Restoring a faded thermal paper is quite simple. Here are 3 ways to do so.
1 – Scan and digitally restore it (as everyone else mentioned)
Assuming that the paper’s surface is still white (not yellowish, brownish or blackish), scan the receipt just as you would a colored photo. Open the image in a photo editing software, like Adobe Photoshop, and make a negative of it by adjusting certain image settings. You should find these options in the tools provided in the software.
2 – Apply heat to it.
If you’re no Photoshop genius, you can try restoring it the old-fashioned way: by gently applying heat to the thermal paper.

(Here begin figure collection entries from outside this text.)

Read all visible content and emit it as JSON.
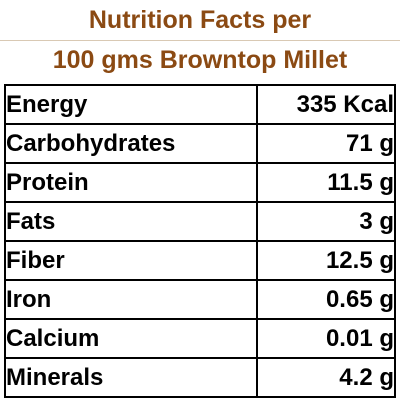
{
  "title": {
    "line1": "Nutrition Facts per",
    "line2": "100 gms Browntop Millet"
  },
  "nutrients": [
    {
      "name": "Energy",
      "value": "335 Kcal"
    },
    {
      "name": "Carbohydrates",
      "value": "71 g"
    },
    {
      "name": "Protein",
      "value": "11.5 g"
    },
    {
      "name": "Fats",
      "value": "3 g"
    },
    {
      "name": "Fiber",
      "value": "12.5 g"
    },
    {
      "name": "Iron",
      "value": "0.65 g"
    },
    {
      "name": "Calcium",
      "value": "0.01 g"
    },
    {
      "name": "Minerals",
      "value": "4.2 g"
    }
  ],
  "colors": {
    "title": "#8b4a13",
    "border": "#000000",
    "text": "#000000"
  }
}
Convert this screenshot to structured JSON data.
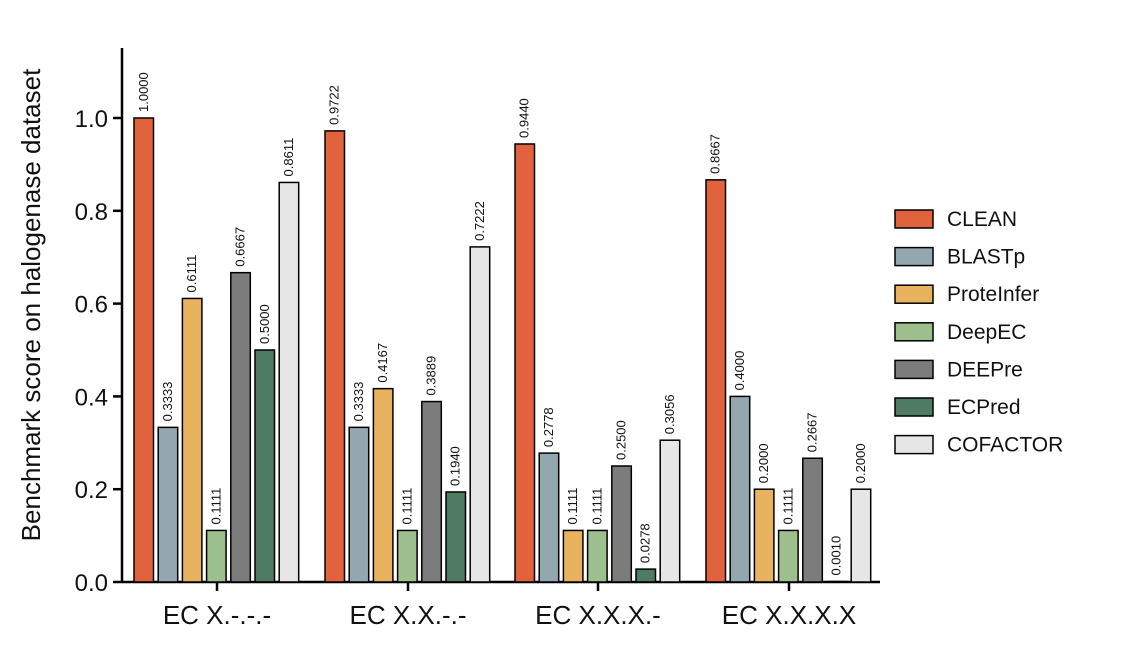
{
  "chart_data": {
    "type": "bar",
    "title": "",
    "xlabel": "",
    "ylabel": "Benchmark score on halogenase dataset",
    "ylim": [
      0,
      1.15
    ],
    "yticks": [
      "0.0",
      "0.2",
      "0.4",
      "0.6",
      "0.8",
      "1.0"
    ],
    "categories": [
      "EC X.-.-.-",
      "EC X.X.-.-",
      "EC X.X.X.-",
      "EC X.X.X.X"
    ],
    "legend_position": "right",
    "series": [
      {
        "name": "CLEAN",
        "color": "#E0633E",
        "values": [
          1.0,
          0.9722,
          0.944,
          0.8667
        ],
        "labels": [
          "1.0000",
          "0.9722",
          "0.9440",
          "0.8667"
        ]
      },
      {
        "name": "BLASTp",
        "color": "#93A7AE",
        "values": [
          0.3333,
          0.3333,
          0.2778,
          0.4
        ],
        "labels": [
          "0.3333",
          "0.3333",
          "0.2778",
          "0.4000"
        ]
      },
      {
        "name": "ProteInfer",
        "color": "#E8B25F",
        "values": [
          0.6111,
          0.4167,
          0.1111,
          0.2
        ],
        "labels": [
          "0.6111",
          "0.4167",
          "0.1111",
          "0.2000"
        ]
      },
      {
        "name": "DeepEC",
        "color": "#9DBF8E",
        "values": [
          0.1111,
          0.1111,
          0.1111,
          0.1111
        ],
        "labels": [
          "0.1111",
          "0.1111",
          "0.1111",
          "0.1111"
        ]
      },
      {
        "name": "DEEPre",
        "color": "#7C7C7C",
        "values": [
          0.6667,
          0.3889,
          0.25,
          0.2667
        ],
        "labels": [
          "0.6667",
          "0.3889",
          "0.2500",
          "0.2667"
        ]
      },
      {
        "name": "ECPred",
        "color": "#4F7A63",
        "values": [
          0.5,
          0.194,
          0.0278,
          0.001
        ],
        "labels": [
          "0.5000",
          "0.1940",
          "0.0278",
          "0.0010"
        ]
      },
      {
        "name": "COFACTOR",
        "color": "#E6E6E6",
        "values": [
          0.8611,
          0.7222,
          0.3056,
          0.2
        ],
        "labels": [
          "0.8611",
          "0.7222",
          "0.3056",
          "0.2000"
        ]
      }
    ]
  }
}
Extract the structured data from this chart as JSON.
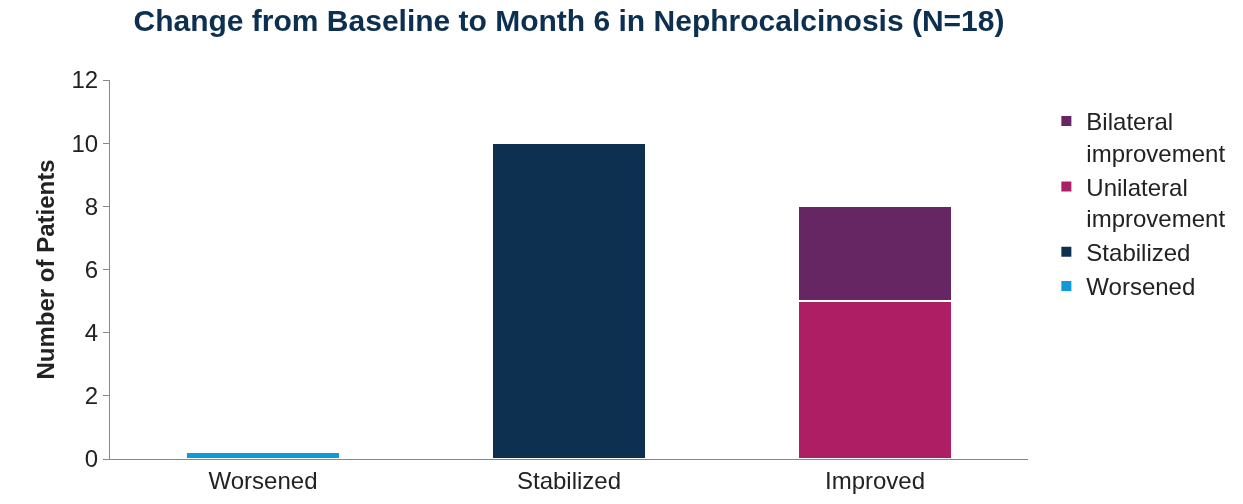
{
  "chart_data": {
    "type": "bar",
    "stacked": true,
    "title": "Change from Baseline to Month 6 in Nephrocalcinosis (N=18)",
    "ylabel": "Number of Patients",
    "categories": [
      "Worsened",
      "Stabilized",
      "Improved"
    ],
    "series": [
      {
        "name": "Worsened",
        "color": "#0e9ad7",
        "values": [
          0.2,
          null,
          null
        ]
      },
      {
        "name": "Stabilized",
        "color": "#0d3050",
        "values": [
          null,
          10,
          null
        ]
      },
      {
        "name": "Unilateral improvement",
        "color": "#ae1e64",
        "values": [
          null,
          null,
          5
        ]
      },
      {
        "name": "Bilateral improvement",
        "color": "#662563",
        "values": [
          null,
          null,
          3
        ]
      }
    ],
    "ylim": [
      0,
      12
    ],
    "yticks": [
      0,
      2,
      4,
      6,
      8,
      10,
      12
    ],
    "grid": false,
    "legend": "right"
  }
}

Set your hair dryer on medium and then blow hot air directly towards the receipt until the text becomes visible. You can also heat the receipt using a light bulb if you don’t own a hairdryer.
Regardless of the heat source, never try to apply heat on the front as this will cause the whole thing to turn black. Keep the source of heat a few inches away from the BACK of the receipt and make sure to pay close attention to whether the heat is reaching the faded paper or not.
Also, you may want to wash your hands or wear protective gloves before handling the receipts. As mentioned, water and oil (the natural oil produced by the skin included) can contribute to fading. With oily or sweaty hands, you might get distorted text and images, rendering your efforts to restore the faded receipts useless.
3 - Coat it with a heat-insulating material, or replace the thermally-sensitive ink with thermally-insensitive ink
Also I read from those who experimented that by applying highlighter as we do to highlight something on a paper, it will apply a thin coating on the receipt and it never fade.